57 The conduct of the litigation produced settlement offers which were in retrospect golden opportunities. Mr Galluzzo should have had a much clear understanding than the respondents of how advantageous each offer of settlement was because he should have understood the frailty of his claim about what arrangements he had made with Mrs Armstrong. Mr Galluzzo rejected offers out of hand. The conduct of the respondents and their pressing on with the litigation brought the plaintiff and Mr Galluzzo opportunities to settle which were far better than the plaintiff's entitlement; and Mr Galluzzo was in a better position than anyone else to see and understand this. The plaintiff got what Mr Galluzzo wanted; not a good settlement offer, but a hearing and determination.
58 The plaintiff's claim had a rather cloudy basis, and was not based on clear principles. This must have been clear to Mr Galluzzo, and advice confirmed it. He was determined to press on and have it decided and rejected compromises out of hand. There are many lawsuits like this; sometimes they are successful, sometimes they are not. I see nothing reprehensible in the respondents' fully supporting their client's wish to get a decision, preparing the case and maintaining it with energy, and then losing. The plaintiff in the person of Mr Galluzzo was much more a part of the litigation and the outcome than the respondents were. I see no justice in throwing the plaintiff's costs burden onto the respondents by a discretionary decision.

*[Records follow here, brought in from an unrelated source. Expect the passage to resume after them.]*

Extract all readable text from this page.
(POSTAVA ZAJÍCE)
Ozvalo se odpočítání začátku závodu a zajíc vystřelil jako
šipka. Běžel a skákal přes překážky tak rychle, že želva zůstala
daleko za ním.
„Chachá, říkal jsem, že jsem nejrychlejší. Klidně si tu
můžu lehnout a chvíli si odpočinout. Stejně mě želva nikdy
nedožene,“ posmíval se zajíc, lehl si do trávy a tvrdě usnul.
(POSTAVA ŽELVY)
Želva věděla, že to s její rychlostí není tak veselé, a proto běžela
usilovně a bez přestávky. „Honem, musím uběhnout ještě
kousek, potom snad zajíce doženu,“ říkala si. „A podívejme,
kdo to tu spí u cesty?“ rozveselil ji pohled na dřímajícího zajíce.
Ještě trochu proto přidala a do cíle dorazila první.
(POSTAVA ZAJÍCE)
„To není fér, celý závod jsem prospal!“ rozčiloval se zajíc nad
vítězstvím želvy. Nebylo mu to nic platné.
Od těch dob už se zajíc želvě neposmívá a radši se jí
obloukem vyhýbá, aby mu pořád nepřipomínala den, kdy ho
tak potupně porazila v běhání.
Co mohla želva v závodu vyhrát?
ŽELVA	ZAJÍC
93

59 Subsection 99(1) of the Civil Procedure Act 2005 is in terms closely similar to terms under consideration in the judgment of the Court of Appeal of England in Ridehalgh v Horsefield [1994] Ch 205 where the Court of Appeal considered, with exegesis, "improper", "unreasonable" and "negligent" in generally corresponding United Kingdom legislation - Supreme Court Act 1981 s 51. Their Lordship's approach has been followed in the construction of s 99(1) - see Ideal Waterproofing Pty Ltd v Buildcorp Australia Pty Ltd [2006] NSWSC 155 (Sully J), Whyked Pty Ltd v Yahoo No 7 Pty Ltd [2008] NSWSC 477 (McDougall J).